It's not really a question of upside/downside, its how much risk you can take based on your situation. If you're supporting a wife and three kids, and really need good health insurance, perhaps best to be that family man on salary and not play the market--at least not full-time.So where is the downside exactly to all this? This one little truism has become painfully obvious to me since joining the rat race, that is trading time for money ie. wage rarely adds up. Feel free to disagree but the in the end most just end up with liabilities. Office politics, nepotism, cronyism, a 350 pound mentally challenged slob for a supervisor, getting laid off? Been there done that not my idea of a good time
Personally, I am single with no kids, renting a cheap apartment, and don't have a car. With relatively little responsibility, and total monthly expenses around $2500 (including beer money!), I can afford more risk than most. If I can average just $160 a day, all my expenses are covered--including taxes--and my stake grows. That's why I'm now taking a swing at this. Crunch your numbers; if wifey is OK with it, and you want to go for it, then do it.
Just beware that a few months is not a lot of time, and expect to take some losses as you learn.

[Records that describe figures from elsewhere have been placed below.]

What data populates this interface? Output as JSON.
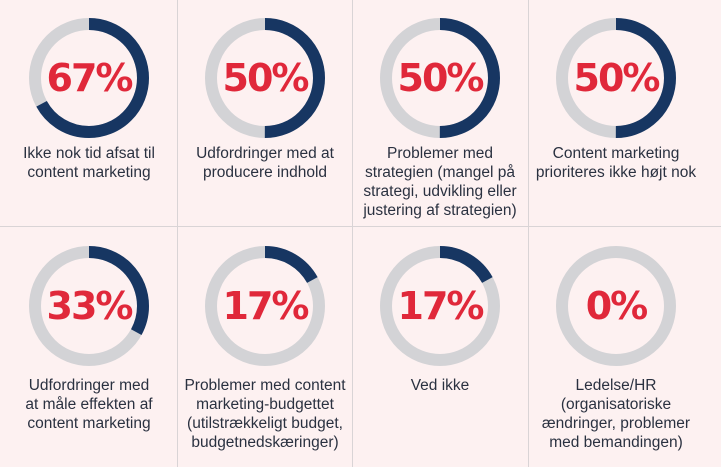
{
  "colors": {
    "track": "#d3d3d6",
    "progress": "#173662",
    "percent_text": "#e0283a",
    "label_text": "#2a3140",
    "background": "#fdf1f1"
  },
  "chart_data": {
    "type": "donut-grid",
    "items": [
      {
        "value": 67,
        "value_label": "67%",
        "label": "Ikke nok tid afsat til\ncontent marketing"
      },
      {
        "value": 50,
        "value_label": "50%",
        "label": "Udfordringer med at\nproducere indhold"
      },
      {
        "value": 50,
        "value_label": "50%",
        "label": "Problemer med\nstrategien (mangel på\nstrategi, udvikling eller\njustering af strategien)"
      },
      {
        "value": 50,
        "value_label": "50%",
        "label": "Content marketing\nprioriteres ikke højt nok"
      },
      {
        "value": 33,
        "value_label": "33%",
        "label": "Udfordringer med\nat måle effekten af\ncontent marketing"
      },
      {
        "value": 17,
        "value_label": "17%",
        "label": "Problemer med content\nmarketing-budgettet\n(utilstrækkeligt budget,\nbudgetnedskæringer)"
      },
      {
        "value": 17,
        "value_label": "17%",
        "label": "Ved ikke"
      },
      {
        "value": 0,
        "value_label": "0%",
        "label": "Ledelse/HR\n(organisatoriske\nændringer, problemer\nmed bemandingen)"
      }
    ]
  }
}
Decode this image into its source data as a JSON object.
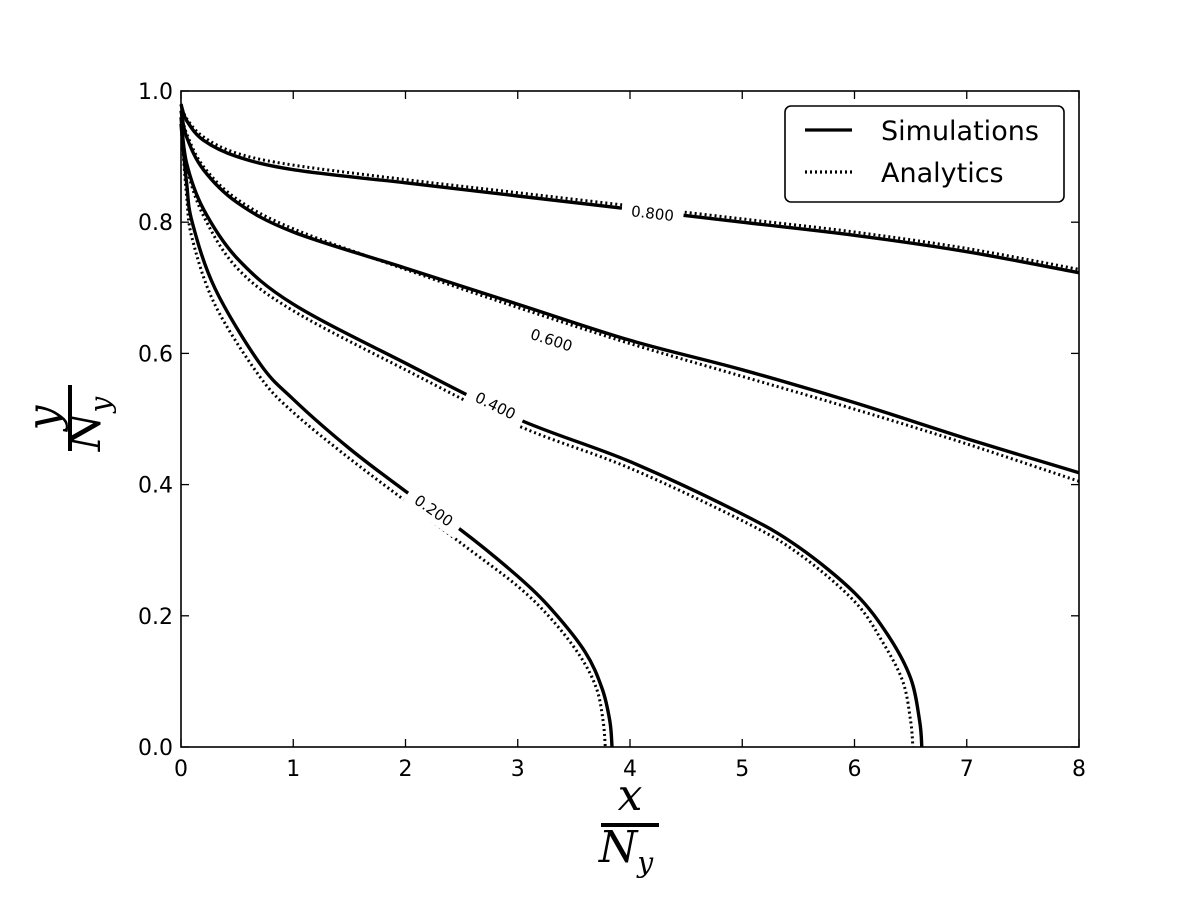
{
  "chart_data": {
    "type": "line",
    "xlabel": {
      "numerator": "x",
      "denominator": "N",
      "subscript": "y"
    },
    "ylabel": {
      "numerator": "y",
      "denominator": "N",
      "subscript": "y"
    },
    "xlim": [
      0,
      8
    ],
    "ylim": [
      0.0,
      1.0
    ],
    "xticks": [
      "0",
      "1",
      "2",
      "3",
      "4",
      "5",
      "6",
      "7",
      "8"
    ],
    "yticks": [
      "0.0",
      "0.2",
      "0.4",
      "0.6",
      "0.8",
      "1.0"
    ],
    "grid": false,
    "legend": {
      "placement": "top-right",
      "entries": [
        {
          "name": "Simulations",
          "style": "solid"
        },
        {
          "name": "Analytics",
          "style": "dotted"
        }
      ]
    },
    "contours": [
      {
        "level": "0.800",
        "label_at": [
          4.2,
          0.813
        ],
        "simulation": [
          [
            0,
            0.98
          ],
          [
            0.05,
            0.955
          ],
          [
            0.2,
            0.925
          ],
          [
            0.5,
            0.9
          ],
          [
            1,
            0.88
          ],
          [
            2,
            0.86
          ],
          [
            3,
            0.84
          ],
          [
            4,
            0.82
          ],
          [
            5,
            0.8
          ],
          [
            6,
            0.78
          ],
          [
            7,
            0.755
          ],
          [
            8,
            0.723
          ]
        ],
        "analytic": [
          [
            0,
            0.98
          ],
          [
            0.05,
            0.958
          ],
          [
            0.2,
            0.93
          ],
          [
            0.5,
            0.905
          ],
          [
            1,
            0.887
          ],
          [
            2,
            0.865
          ],
          [
            3,
            0.845
          ],
          [
            4,
            0.825
          ],
          [
            5,
            0.805
          ],
          [
            6,
            0.785
          ],
          [
            7,
            0.76
          ],
          [
            8,
            0.728
          ]
        ]
      },
      {
        "level": "0.600",
        "label_at": [
          3.3,
          0.62
        ],
        "simulation": [
          [
            0,
            0.97
          ],
          [
            0.05,
            0.93
          ],
          [
            0.2,
            0.88
          ],
          [
            0.5,
            0.83
          ],
          [
            1,
            0.785
          ],
          [
            2,
            0.73
          ],
          [
            3,
            0.675
          ],
          [
            4,
            0.62
          ],
          [
            5,
            0.575
          ],
          [
            6,
            0.525
          ],
          [
            7,
            0.47
          ],
          [
            8,
            0.418
          ]
        ],
        "analytic": [
          [
            0,
            0.97
          ],
          [
            0.05,
            0.935
          ],
          [
            0.2,
            0.885
          ],
          [
            0.5,
            0.835
          ],
          [
            1,
            0.79
          ],
          [
            2,
            0.728
          ],
          [
            3,
            0.67
          ],
          [
            4,
            0.615
          ],
          [
            5,
            0.565
          ],
          [
            6,
            0.515
          ],
          [
            7,
            0.462
          ],
          [
            8,
            0.405
          ]
        ]
      },
      {
        "level": "0.400",
        "label_at": [
          2.8,
          0.52
        ],
        "simulation": [
          [
            0,
            0.96
          ],
          [
            0.05,
            0.89
          ],
          [
            0.2,
            0.82
          ],
          [
            0.5,
            0.745
          ],
          [
            1,
            0.675
          ],
          [
            2,
            0.585
          ],
          [
            3,
            0.5
          ],
          [
            4,
            0.435
          ],
          [
            5,
            0.355
          ],
          [
            5.5,
            0.305
          ],
          [
            6,
            0.235
          ],
          [
            6.3,
            0.17
          ],
          [
            6.5,
            0.105
          ],
          [
            6.58,
            0.04
          ],
          [
            6.6,
            0.0
          ]
        ],
        "analytic": [
          [
            0,
            0.96
          ],
          [
            0.05,
            0.885
          ],
          [
            0.2,
            0.81
          ],
          [
            0.5,
            0.73
          ],
          [
            1,
            0.665
          ],
          [
            2,
            0.575
          ],
          [
            3,
            0.49
          ],
          [
            4,
            0.425
          ],
          [
            5,
            0.345
          ],
          [
            5.5,
            0.295
          ],
          [
            6,
            0.222
          ],
          [
            6.25,
            0.16
          ],
          [
            6.43,
            0.1
          ],
          [
            6.5,
            0.04
          ],
          [
            6.52,
            0.0
          ]
        ]
      },
      {
        "level": "0.200",
        "label_at": [
          2.25,
          0.36
        ],
        "simulation": [
          [
            0,
            0.95
          ],
          [
            0.05,
            0.86
          ],
          [
            0.1,
            0.8
          ],
          [
            0.3,
            0.7
          ],
          [
            0.7,
            0.585
          ],
          [
            1,
            0.53
          ],
          [
            1.5,
            0.455
          ],
          [
            2,
            0.39
          ],
          [
            2.5,
            0.33
          ],
          [
            3,
            0.26
          ],
          [
            3.3,
            0.21
          ],
          [
            3.6,
            0.145
          ],
          [
            3.75,
            0.09
          ],
          [
            3.82,
            0.04
          ],
          [
            3.84,
            0.0
          ]
        ],
        "analytic": [
          [
            0,
            0.95
          ],
          [
            0.05,
            0.84
          ],
          [
            0.1,
            0.775
          ],
          [
            0.3,
            0.675
          ],
          [
            0.7,
            0.565
          ],
          [
            1,
            0.51
          ],
          [
            1.5,
            0.44
          ],
          [
            2,
            0.375
          ],
          [
            2.5,
            0.31
          ],
          [
            3,
            0.245
          ],
          [
            3.3,
            0.195
          ],
          [
            3.55,
            0.14
          ],
          [
            3.7,
            0.09
          ],
          [
            3.76,
            0.04
          ],
          [
            3.78,
            0.0
          ]
        ]
      }
    ]
  }
}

I'm not qualified to give advice, but my opinion would be to begin trading full-time in stocks that are beneath your means. Go for smaller percentage gains; if you can consistently make 0.5% on 200 shares of Nasdaq:MU in a day, that's awesome! That's 120% per year! It's about $20, but profit is profit! If you lose 0.5%, meh, it won't kill you. On the other hand, leverage up to a full 4:1 and lose that 0.5%, and you'll be crying... drinking... probably both.
The point is to make your mistakes on smaller stocks until you get your game together. You don't want to learn about how forward guidance, earnings announcements, FDA drug rulings, and all sorts of things can spike the market against you when you're leveraged up to the max!